1 of 2 | Rep. Alexandria Ocasio-Cortez, D-N.Y., and Sen. Bernie Sanders, I-Vt., propose allowing states to lower the credit card interest rate even further. File Photo by Monika Graff/UPI | License Photo
May 9 (UPI) -- Sen. Bernie Sanders and Rep. Alexandria Ocasio-Cortez teamed up Thursday to unveil legislation seeking to cap credit card interest rates at 15 percent, calling high rates a "debt trap."
During an announcement streamed on Twitter, Ocasio-Cortez, D-N.Y., accused banks of acting as "modern-day loan sharks." Sanders, I-Vt., called on Congress to "stand up for ordinary people."

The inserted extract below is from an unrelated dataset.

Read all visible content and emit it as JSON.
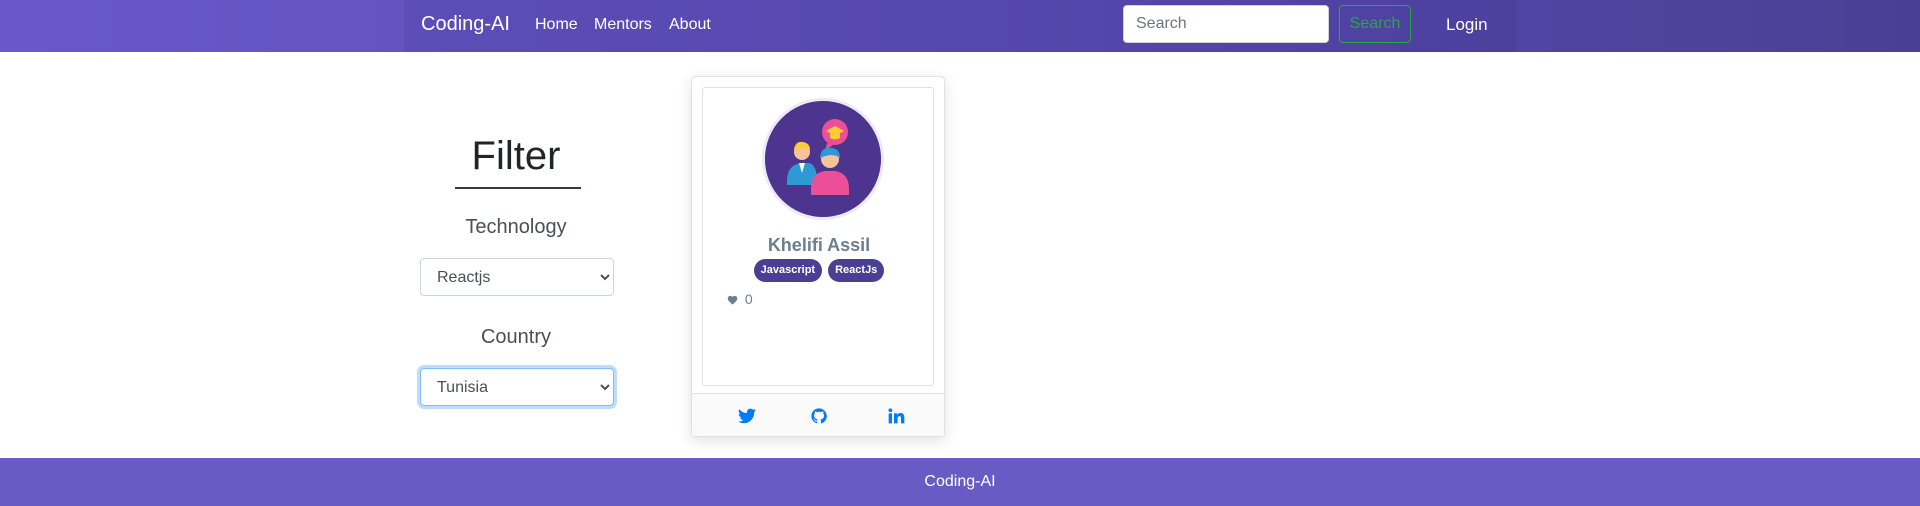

"There is no reason a person should pay more than 15 percent interest in the United States," she tweeted. "It's a debt trap for working people + it has to end."
The average annual percent rate was 17.73 percent in April, a record high, CreditCards.com reported. The average maximum rate was 24.99 percent and the median was 21.36 percent.
"Let's be clear what we're talking about: We're talking about economic brutality," said Sanders, a Democratic presidential candidate. "We are talking about some of the most powerful people in the world, people who make millions and millions of dollars a year, and banks that make billions of dollars a year in profit.
"And they see a real profit center in going after desperate people ... who cannot afford the basic necessities of life."
Under the proposal, the federal government would impose a 15 percent cap, while states would be free to impose their own lower limits. The U.S. Postal Service also would be permitted to start offering savings and checking accounts to customers.
A cap on credit card interest rates isn't a new idea. Congress placed a 15 percent ceiling on credit unions nearly 40 years ago, a number they have since raised a number of times.
"This isn't anything radical, because we had these laws for a very long time," Ocasio-Cortez said.
The proposal is likely to meet opposition from banks, which made some $180 billion in interest and fees in 2018.
"This specific proposal will only harm consumers by restricting access to credit for those who need it the most and driving them toward less regulated, more costly alternatives," said Jeff Sigmund, a spokesman for the American Bankers Association.